Gu Ai Lian ha riportato di nuovo le particolarità sulla comunità cinese.

“Quando incontrate un cinese, non baciatelo, non abbracciatelo, lo spaventate. Non è abituato”

“Ai bambini bisogna dare non solo pane e carote, ma anche il bastone” (proverbio cinese), presentato da Gu Ai Lian esemplificando il concetto di educazione dei bambini per la comunità cinese.

I “tre coltelli” – i mestieri degli immigrati cinesi in Italia

“Ci sono tre antichi mestieri degli immigrati cinesi in Italia: il sarto, il cuoco e il parrucchiere. Noi li chiamiamo i mestieri  dei tre coltelli”, ha spiegato Gu Ai Lian.

Le criticità e le opportunità del mediatore interculturale

Come per qualsiasi altra professione, anche chi fa il mediatore interculturale incontra delle difficoltà, ma si trova anche davanti alle opportunità di sviluppo professionale.
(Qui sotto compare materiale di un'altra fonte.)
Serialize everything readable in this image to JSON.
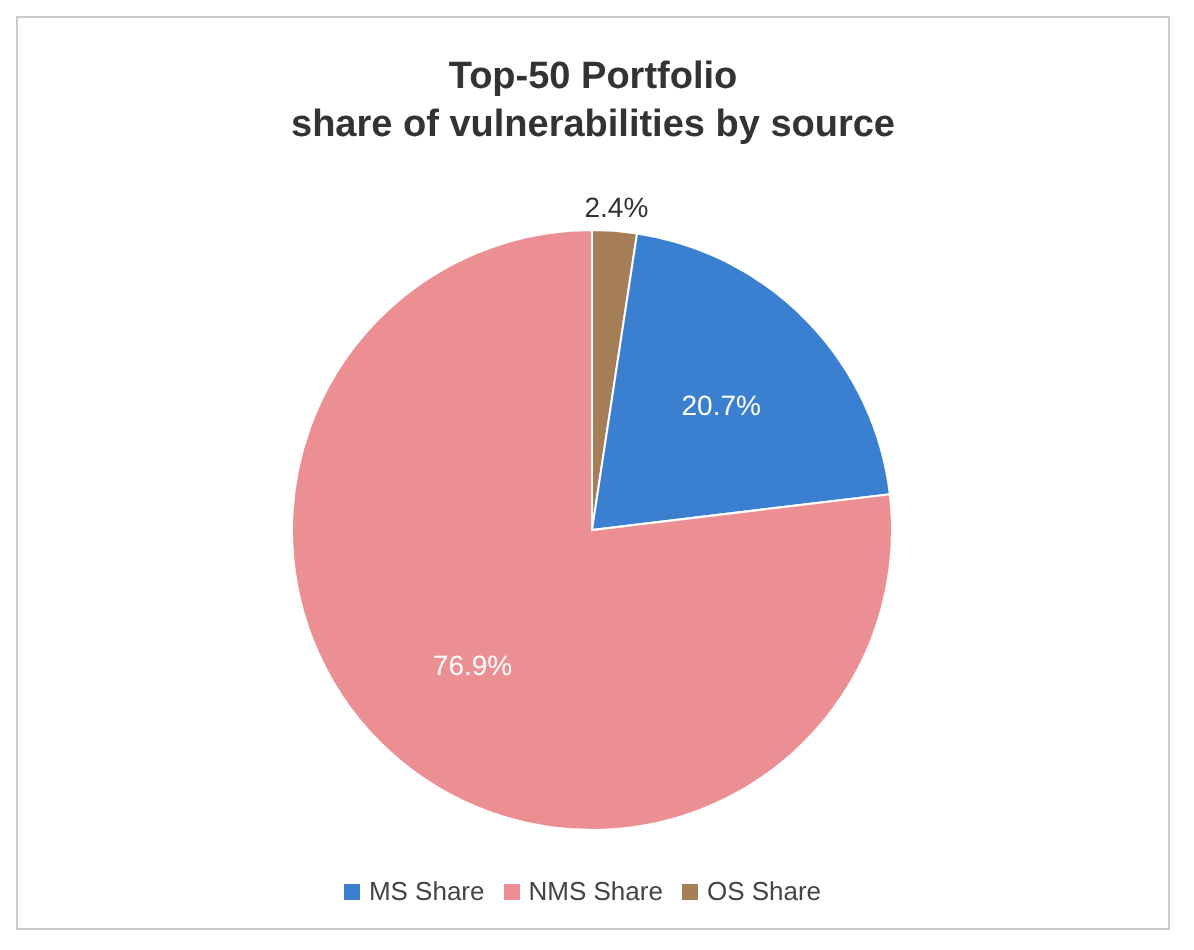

Christian Deku, mediatore interculturale del Ghana, diplomato presso l’En.A.I.P. di Biella, ha parlato della sua esperienza da facilitatore linguistico in un C.A.S. nel biellese al mediatore interculturale, qualifica acquisita quest’anno.

Anche Gladys  Castro, mediatrice di origine colombiana, diplomata presso l’En.A.I.P. di Biella, ha presentato la sua esperienza durante il corso e ha sottolineato il ruolo del mediatore con varie tipologie di utenti come anziani, disabili o bambini.